Friday, July 28, 2017

Notes on Chekhov's "Little Trilogy" CHEKHOV WINKS AT TOLSTOY: (2) THE GOOD COUNTRY LIFE

CHEKHOV WINKS AT TOLSTOY: (2) The Good Country Life

One of Tolstoy’s obsessions throughout much of his life was his dream of good country living, surrounded by wife and family and in close communion with nature. He exalted this sort of life in both of his two major novels, War and Peace and Anna Karenina. Furthermore, he tried to live exactly such a life himself, on his country estate at Yasnaya Polyana. Tolstoy hated cities, trains, loved peasants and Mother Earth. But his attempts to find happiness in the good country life were never entirely successful. In the final pages of Anna Karenina the author’s alter ego Levin—despite his having achieved a happy family life and contentment on his country estate—is in constant depression and contemplates suicide on a daily basis.

Chekhov has a lot of fun taking Tolstoy’s themes and circumstances, then making a travesty of them. This is most obvious in the story “Gooseberries,” which depicts how the dream of good country living results in a man becoming a miser, then marrying a woman for her money, then practically starving her to death in his parsimony. All this so that he can buy a paltry little landed estate, where he vegetates out his life, being a pig, eating hard and sour gooseberries.

As if the take-off on Tolstoy were not clear enough, Chekhov makes an obvious allusion to one of Tolstoy’s short moralizing stories, “How Much Land Does A Man Need.” This is a parable about a peasant who is told he can buy very cheaply as much land as he can walk over in a given day. But the peasant is so greedy that he overstrains himself and dies of exhaustion at the very moment he is on the verge of acquiring a huge plot of land. The moral of a story and the answer of the question in the title: a man needs really only six feet of earth to be buried in.

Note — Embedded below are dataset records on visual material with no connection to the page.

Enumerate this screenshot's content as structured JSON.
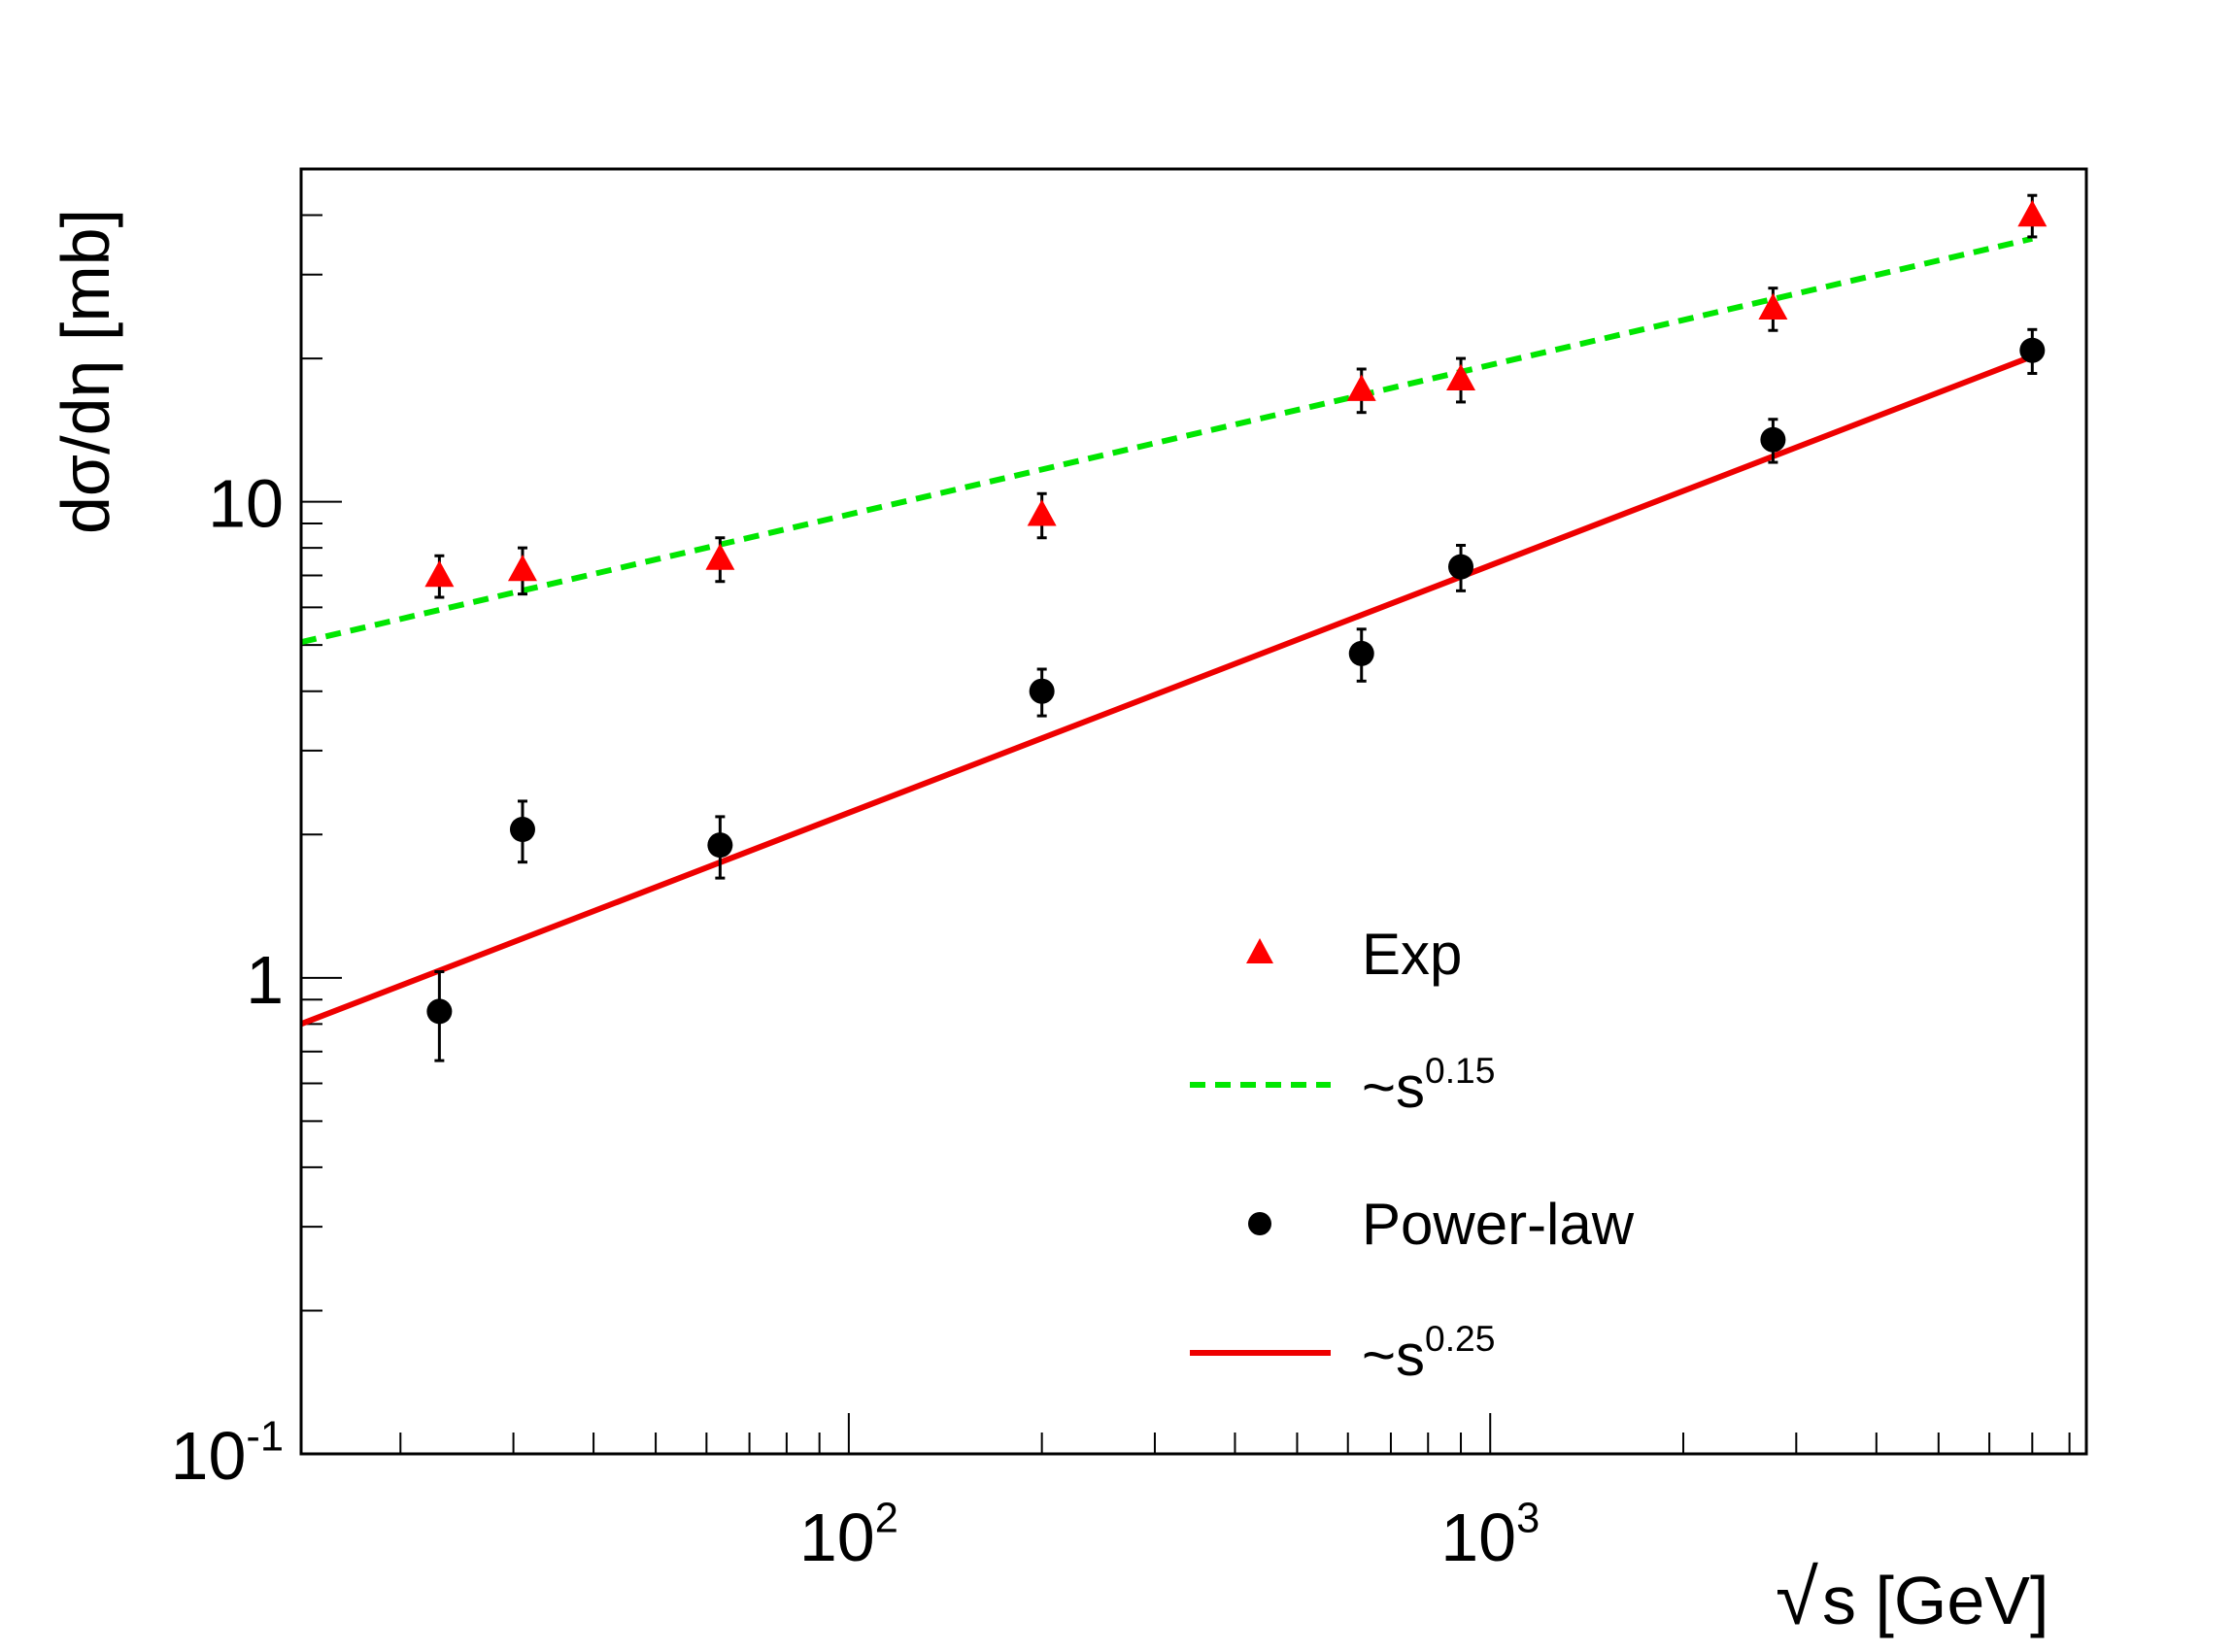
{
  "chart_data": {
    "type": "scatter",
    "title": "",
    "xlabel": "s [GeV]",
    "xlabel_radical": "√",
    "ylabel": "dσ/dη [mb]",
    "xscale": "log",
    "yscale": "log",
    "xlim": [
      14,
      8500
    ],
    "ylim": [
      0.1,
      50
    ],
    "x_tick_labels": [
      {
        "value": 100,
        "base": "10",
        "exp": "2"
      },
      {
        "value": 1000,
        "base": "10",
        "exp": "3"
      }
    ],
    "y_tick_labels": [
      {
        "value": 0.1,
        "base": "10",
        "exp": "-1"
      },
      {
        "value": 1,
        "base": "1",
        "exp": ""
      },
      {
        "value": 10,
        "base": "10",
        "exp": ""
      }
    ],
    "legend_position": "lower-right inside",
    "series": [
      {
        "name": "Exp",
        "kind": "points",
        "marker": "triangle",
        "color": "#ff0000",
        "x": [
          23,
          31,
          63,
          200,
          630,
          900,
          2760,
          7000
        ],
        "y": [
          7.0,
          7.2,
          7.6,
          9.4,
          17.2,
          18.1,
          25.5,
          40.0
        ],
        "err": [
          0.7,
          0.8,
          0.8,
          1.0,
          1.8,
          1.9,
          2.6,
          4.0
        ]
      },
      {
        "name": "~s",
        "exp": "0.15",
        "kind": "line",
        "style": "dashed",
        "color": "#00e600",
        "x": [
          14,
          7000
        ],
        "y": [
          5.07,
          35.7
        ]
      },
      {
        "name": "Power-law",
        "kind": "points",
        "marker": "circle",
        "color": "#000000",
        "x": [
          23,
          31,
          63,
          200,
          630,
          900,
          2760,
          7000
        ],
        "y": [
          0.85,
          2.05,
          1.9,
          4.0,
          4.8,
          7.3,
          13.5,
          20.8
        ],
        "err": [
          0.18,
          0.3,
          0.28,
          0.45,
          0.6,
          0.8,
          1.4,
          2.2
        ]
      },
      {
        "name": "~s",
        "exp": "0.25",
        "kind": "line",
        "style": "solid",
        "color": "#ee0000",
        "x": [
          14,
          7000
        ],
        "y": [
          0.8,
          20.2
        ]
      }
    ]
  }
}
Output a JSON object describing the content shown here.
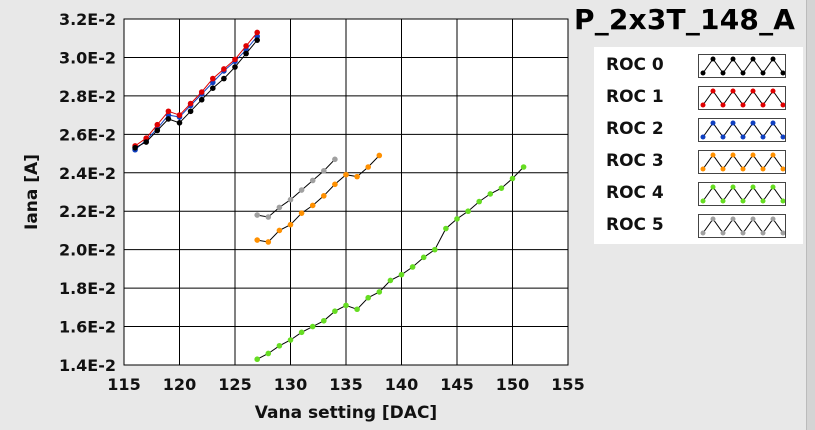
{
  "chart_data": {
    "type": "line",
    "title": "P_2x3T_148_A",
    "xlabel": "Vana setting [DAC]",
    "ylabel": "Iana [A]",
    "xlim": [
      115,
      155
    ],
    "ylim": [
      0.014,
      0.032
    ],
    "x_ticks": [
      115,
      120,
      125,
      130,
      135,
      140,
      145,
      150,
      155
    ],
    "x_tick_labels": [
      "115",
      "120",
      "125",
      "130",
      "135",
      "140",
      "145",
      "150",
      "155"
    ],
    "y_ticks": [
      0.014,
      0.016,
      0.018,
      0.02,
      0.022,
      0.024,
      0.026,
      0.028,
      0.03,
      0.032
    ],
    "y_tick_labels": [
      "1.4E-2",
      "1.6E-2",
      "1.8E-2",
      "2.0E-2",
      "2.2E-2",
      "2.4E-2",
      "2.6E-2",
      "2.8E-2",
      "3.0E-2",
      "3.2E-2"
    ],
    "grid": true,
    "legend_position": "right",
    "series": [
      {
        "name": "ROC 0",
        "color": "#000000",
        "x": [
          116,
          117,
          118,
          119,
          120,
          121,
          122,
          123,
          124,
          125,
          126,
          127
        ],
        "y": [
          0.0253,
          0.0256,
          0.0262,
          0.0268,
          0.0266,
          0.0272,
          0.0278,
          0.0284,
          0.0289,
          0.0295,
          0.0302,
          0.0309
        ]
      },
      {
        "name": "ROC 1",
        "color": "#e00000",
        "x": [
          116,
          117,
          118,
          119,
          120,
          121,
          122,
          123,
          124,
          125,
          126,
          127
        ],
        "y": [
          0.0254,
          0.0258,
          0.0265,
          0.0272,
          0.027,
          0.0276,
          0.0282,
          0.0289,
          0.0294,
          0.0299,
          0.0306,
          0.0313
        ]
      },
      {
        "name": "ROC 2",
        "color": "#1040c0",
        "x": [
          116,
          117,
          118,
          119,
          120,
          121,
          122,
          123,
          124,
          125,
          126,
          127
        ],
        "y": [
          0.0252,
          0.0257,
          0.0263,
          0.027,
          0.0269,
          0.0275,
          0.0281,
          0.0287,
          0.0293,
          0.0298,
          0.0304,
          0.0311
        ]
      },
      {
        "name": "ROC 3",
        "color": "#ff9000",
        "x": [
          127,
          128,
          129,
          130,
          131,
          132,
          133,
          134,
          135,
          136,
          137,
          138
        ],
        "y": [
          0.0205,
          0.0204,
          0.021,
          0.0213,
          0.0219,
          0.0223,
          0.0228,
          0.0234,
          0.0239,
          0.0238,
          0.0243,
          0.0249
        ]
      },
      {
        "name": "ROC 4",
        "color": "#66dd22",
        "x": [
          127,
          128,
          129,
          130,
          131,
          132,
          133,
          134,
          135,
          136,
          137,
          138,
          139,
          140,
          141,
          142,
          143,
          144,
          145,
          146,
          147,
          148,
          149,
          150,
          151
        ],
        "y": [
          0.0143,
          0.0146,
          0.015,
          0.0153,
          0.0157,
          0.016,
          0.0163,
          0.0168,
          0.0171,
          0.0169,
          0.0175,
          0.0178,
          0.0184,
          0.0187,
          0.0191,
          0.0196,
          0.02,
          0.0211,
          0.0216,
          0.022,
          0.0225,
          0.0229,
          0.0232,
          0.0237,
          0.0243
        ]
      },
      {
        "name": "ROC 5",
        "color": "#a0a0a0",
        "x": [
          127,
          128,
          129,
          130,
          131,
          132,
          133,
          134
        ],
        "y": [
          0.0218,
          0.0217,
          0.0222,
          0.0226,
          0.0231,
          0.0236,
          0.0241,
          0.0247
        ]
      }
    ]
  }
}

Chekhov has one of his characters, Ivan Ivanovich, reply to Tolstoy. “They say man needs only six feet of earth. But it is a corpse, and not a man, who needs six feet . . . . these country estates are nothing but those same six feet of earth. To escape from the town, from the struggle, from the loud bustle of life, to escape and hunker down on a country estate is not life, but egoism, idleness . . . . It is not six feet of earth, not a country estate that man needs, but the whole globe, the whole of nature, where he will have room to display his personality and the individual characteristics of his free soul.”

Don’t make the mistake, however, of assuming that the above is Chekhov’s own personal reply to Tolstoy. That is not the way Chekhov writes fiction. Everything tends to cut two ways, and the authenticity of the above opinion is undercut, at least in part, by the fact that the blowhard melancholic Ivan Ivanovich is the person voicing it.

As we move on to the next story, “About Love,” the theme of good country living/or the lack thereof moves with us. Alyokhin the landowner in “About Love” is a travesty of Levin the landowner and alter ego of Tolstoy in Anna Karenina. One of the most famous scenes in all of Russian literature is the episode that depicts Levin out mowing with his peasants, exulting in the sweat of his brow. He tells his idle half brother that he has found a new therapy, known as Arbeitskur: the work cure.

But Alyokin is bored stiff living in the country. He works like a peasant only because he has no choice, but he finds the work exhausting and stultifying. He “ploughed, sowed and reaped” and felt “like a village cat driven by hunger to eat cucumbers in the kitchen garden.” So much for the Arbeitskur.

As for the little pokes at Tolstoy, especially at Anna Karenina, the list could be extended indefinitely. In an important episode in Tolstoy’s novel a man falls under a train at the station and is killed. Anna Karenina is present at this time, and the death haunts her for the rest of the novel. In Chekhov’s “Gooseberries” Ivan Ivanovich tells of a man who fell under a train; his leg was cut off. Taken away for treatment to the waiting room, the bloodied man pleads desperately for someone to find the leg: it had twenty rubles in the boot and he doesn’t want to lose his money.

Why all the literary poking at Tolstoy and his works? For one thing it’s fun. For another it takes Tolstoy’s literary works and subtly rewrites them, showing some of the multivaried possibilites for new works based on the same materials. Finally, it is a way Chekhov has of asserting: “I too am a writer, and I too can show you a thing or two about writing.” This is the age-old business of the competition between literary “fathers” and their literary “sons.”